The conditions I was kept in were, at times, appalling. There were beatings, I was raped and at one stage a guard said to me, “Be careful, British prisoners die here.” It was hot, there was overcrowding, and access to lawyers and other personal representatives was often limited to a few minutes a week, with a guard listening in.

In my 22 months’ incarceration, I had one humane head of prison, but he was quickly demoted to a lesser jail after trumped-up charges were levelled alleging he had taken bribes. The authorities clearly don’t want prisoners to be treated humanely.

I’m sympathetic, really, I am. And David Haigh’s decision to campaign and go public despite the government’s approach of softly, softly in case we upset them is one I support. The UAE may have what looks like a modern holiday destination in Dubai, but underneath it all is a barbaric medieval theocracy.

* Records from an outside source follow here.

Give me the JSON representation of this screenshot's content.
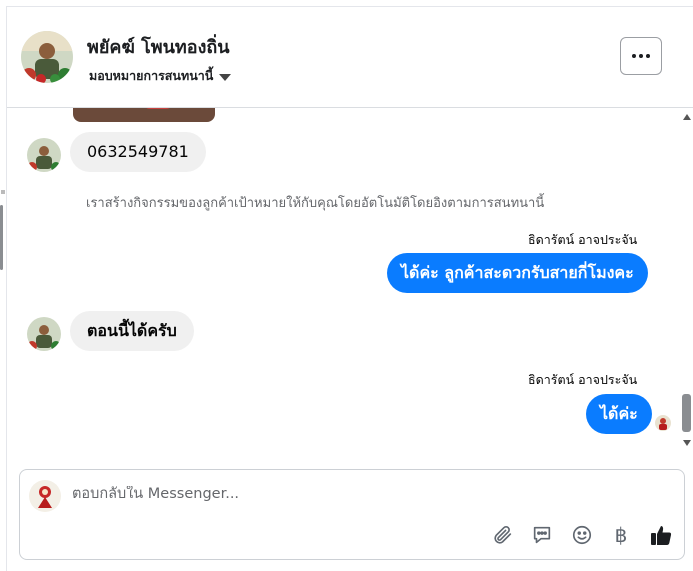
{
  "header": {
    "contact_name": "พยัคฆ์ โพนทองถิ่น",
    "assign_label": "มอบหมายการสนทนานี้",
    "more_icon": "more-horizontal-icon"
  },
  "thread": {
    "messages": [
      {
        "direction": "incoming",
        "text": "0632549781"
      },
      {
        "direction": "system",
        "text": "เราสร้างกิจกรรมของลูกค้าเป้าหมายให้กับคุณโดยอัตโนมัติโดยอิงตามการสนทนานี้"
      },
      {
        "direction": "outgoing",
        "sender": "ธิดารัตน์ อาจประจัน",
        "text": "ได้ค่ะ ลูกค้าสะดวกรับสายกี่โมงคะ"
      },
      {
        "direction": "incoming",
        "text": "ตอนนี้ได้ครับ"
      },
      {
        "direction": "outgoing",
        "sender": "ธิดารัตน์ อาจประจัน",
        "text": "ได้ค่ะ"
      }
    ]
  },
  "composer": {
    "placeholder": "ตอบกลับใน Messenger...",
    "tools": [
      "paperclip-icon",
      "chat-bubble-icon",
      "emoji-icon",
      "baht-icon",
      "thumbs-up-icon"
    ],
    "baht_symbol": "฿"
  },
  "colors": {
    "outgoing_bubble": "#0a7cff",
    "incoming_bubble": "#f0f0f0",
    "thumbs_up": "#1c1e21"
  }
}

We know this. But people still go there and still fall foul of the repressive system. Sometimes foolishly because they ignored advice. In the case of Matthew Hedges, he appears to have been doing research for his Phd. The confession can be taken with a pinch of salt – regimes such as this have no qualms about extracting such confessions via dubious means. Sure we had just such a system ourselves once and Walsingham used it to effect during the 16th Century, but it seems that the UAE is still there.

The point is, as I have already said, we know this. And Brits regularly fall foul of this foul regime’s incompetent, vile, repressive Sharia system and yet they still go there hoping perhaps that it won’t happen to them and complain when it does, expecting the Foreign Office to bail them out. Well, as Haigh found out, good luck with that one.

So, yeah, all power to David Haigh, but the best advice he and anyone else can give is don’t go to these shitholes in the first place.